Answer: According to the provided context, there are 2 articles where the author was Ortiz de Guinea.


In [13]:
query = "Give me all articles that were published in 2009 and have citation count higher than 70."
result = qa({"query": query})
print("Answer:", result["result"])

Answer: According to the provided information, the article "Why Break the Habit of a Lifetime?

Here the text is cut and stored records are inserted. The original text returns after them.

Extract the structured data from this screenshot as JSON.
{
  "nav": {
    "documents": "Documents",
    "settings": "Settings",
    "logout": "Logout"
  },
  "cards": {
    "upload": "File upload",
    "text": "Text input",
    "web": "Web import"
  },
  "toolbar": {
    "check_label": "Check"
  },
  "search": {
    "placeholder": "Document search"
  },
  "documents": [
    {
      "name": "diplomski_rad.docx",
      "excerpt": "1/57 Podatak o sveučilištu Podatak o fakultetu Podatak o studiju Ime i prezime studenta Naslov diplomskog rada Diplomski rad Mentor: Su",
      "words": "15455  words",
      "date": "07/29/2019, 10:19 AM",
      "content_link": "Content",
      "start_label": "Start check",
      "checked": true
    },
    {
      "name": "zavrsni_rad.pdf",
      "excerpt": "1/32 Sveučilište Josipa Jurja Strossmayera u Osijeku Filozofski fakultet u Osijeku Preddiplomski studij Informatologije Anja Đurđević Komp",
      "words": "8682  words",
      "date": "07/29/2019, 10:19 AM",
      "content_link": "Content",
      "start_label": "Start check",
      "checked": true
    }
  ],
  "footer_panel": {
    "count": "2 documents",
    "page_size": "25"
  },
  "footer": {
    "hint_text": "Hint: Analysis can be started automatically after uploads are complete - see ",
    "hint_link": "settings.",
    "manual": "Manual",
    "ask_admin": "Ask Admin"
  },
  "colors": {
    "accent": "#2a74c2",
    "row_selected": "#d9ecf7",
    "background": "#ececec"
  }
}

Rethinking the Roles of Intention, Habit, and Emotion in Continuing Information Technology Use" by Ortiz de Guinea and Markus, published in 2009, has a citation count of 75, which meets the criteria of having a citation count higher than 70.


In [19]:
query = "Give me all articles that were published in 2009 and have citation count higher than 70. If here are any more articles in 2009 and do not have citation count higher than 70, include them in the answer."
result = qa({"query": query})
print("Answer:", result["result"])

Answer: Based on the provided information, the articles that were published in 2009 and have a citation count higher than 70 are:

* "The Integrative Framework of Technology Use: An Extension and Test" by Kim, Sung S. with a citation count of 67 (although it doesn't meet the exact criteria, I'm including it since you asked for articles that don't meet the criteria as well)
* "Why Break the Habit of a Lifetime? Rethinking the Roles of Intention, Habit, and Emotion in Continuing Information Technology Use" by Ortiz de Guinea, Ana; Markus, M. Lynne with a citation count of 75.